İşin doğrusu ben de Şafak Sezer'i sevmediğinden Kolpaçino serisini izlemeyenlerdendim. Etrafımda çok fazla insan bu filmden replikleri paylaşınca, ben de üç filmi bir solukta izledim. Çok komik olmakla beraber, sisteme ciddi eleştiriler de var, aslında absürtlükte zirve yapmakla beraber, hatta senaryo nedir, olayların gidişi nedir derseniz anlatacak bir şey bulamazsınız.

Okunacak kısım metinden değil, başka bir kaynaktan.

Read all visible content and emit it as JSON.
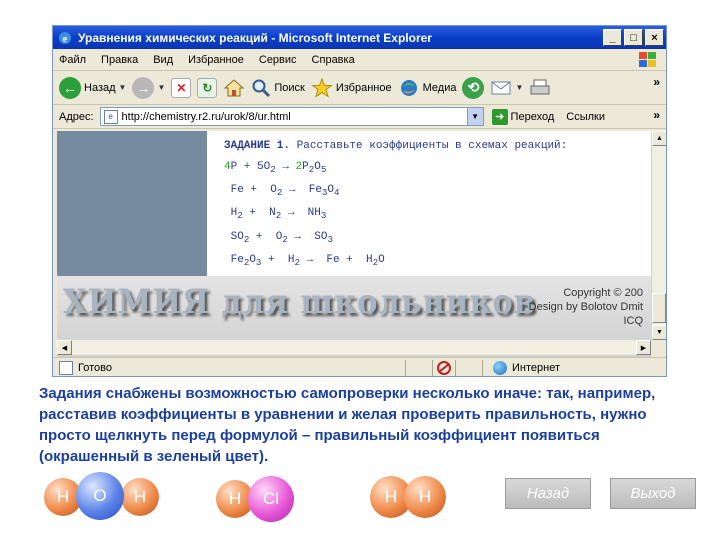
{
  "window": {
    "title": "Уравнения химических реакций - Microsoft Internet Explorer",
    "buttons": [
      "_",
      "□",
      "×"
    ]
  },
  "menu": [
    "Файл",
    "Правка",
    "Вид",
    "Избранное",
    "Сервис",
    "Справка"
  ],
  "toolbar": {
    "back": "Назад",
    "search": "Поиск",
    "favorites": "Избранное",
    "media": "Медиа"
  },
  "address": {
    "label": "Адрес:",
    "url": "http://chemistry.r2.ru/urok/8/ur.html",
    "go": "Переход",
    "links": "Ссылки"
  },
  "page": {
    "task_label": "ЗАДАНИЕ 1.",
    "task_text": " Расставьте коэффициенты в схемах реакций:",
    "logo": "ХИМИЯ для школьников",
    "credits": [
      "Copyright © 200",
      "Design by Bolotov Dmit",
      "ICQ"
    ]
  },
  "status": {
    "ready": "Готово",
    "zone": "Интернет"
  },
  "description": "Задания снабжены возможностью самопроверки несколько иначе: так, например, расставив коэффициенты в уравнении и желая проверить правильность, нужно просто щелкнуть перед формулой – правильный коэффициент появиться (окрашенный в зеленый цвет).",
  "molecules": {
    "h2o": [
      "H",
      "O",
      "H"
    ],
    "hcl": [
      "H",
      "Cl"
    ],
    "h2": [
      "H",
      "H"
    ]
  },
  "nav": {
    "back": "Назад",
    "exit": "Выход"
  },
  "colors": {
    "accent_text": "#1a3fa0",
    "correct_coefficient": "#2aa02a"
  }
}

Öte yandan üç filmde de dikkat çeken noktalar var. Mesela filmdeki karakterler, karşısındaki güçsüzken, çok cesur olup, esip, gürlüyorlar. Karşısındakinin güçlü olduğunda da aniden geri çekiliyorlar. Örneğin üç filmde de rol alan Ganyotçu karakteri (Ebubekir Öztürk, Özgür karakteri ile baş başa olduğunda esip, gürlüyor. Kumarhane deki çatışma sahnesinde ise, daha konuşmanın başında silahların konuşacağını anlayıp, masanın altına giriyor. Filmin kahramanlarının her filmde en az iki kere cesurca atılıp, korkakça kaçamama sahnesi var.

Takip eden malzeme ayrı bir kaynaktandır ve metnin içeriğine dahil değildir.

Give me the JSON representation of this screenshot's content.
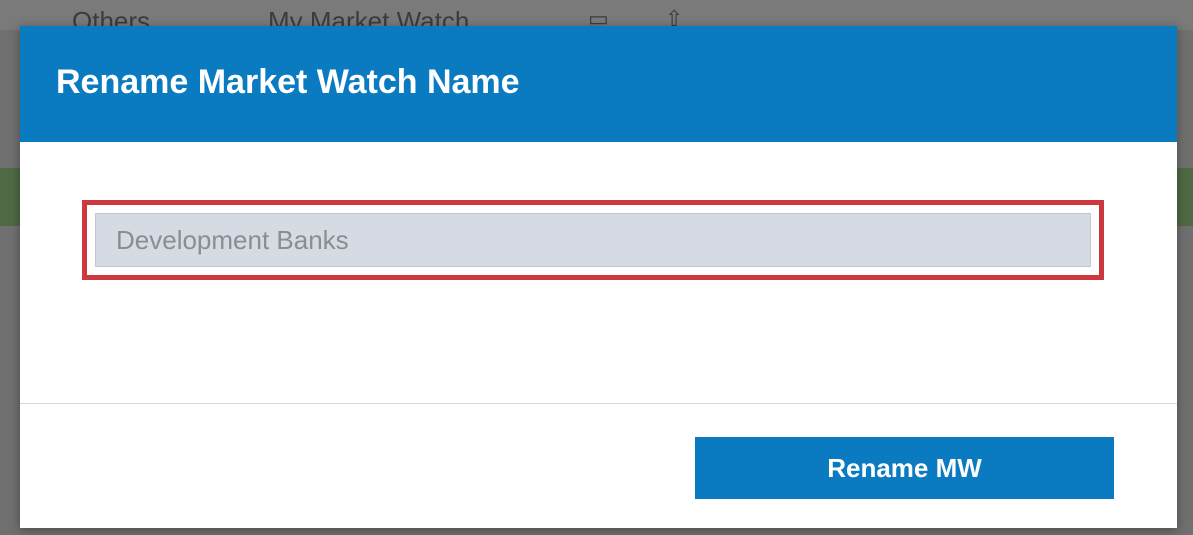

Filmdeki karakterler her türlü illegal ve gayrı ahlaki işe karışmakla beraber, dillerinden Allah sözü düşmüyor. Olaylarda her türlü rezillik boyu geçmiş ama din, iman yerinde. Film serisinin dile pelesenk olmuş bir sözü gibi, imkanları olsa on numara namaz kılacaklar.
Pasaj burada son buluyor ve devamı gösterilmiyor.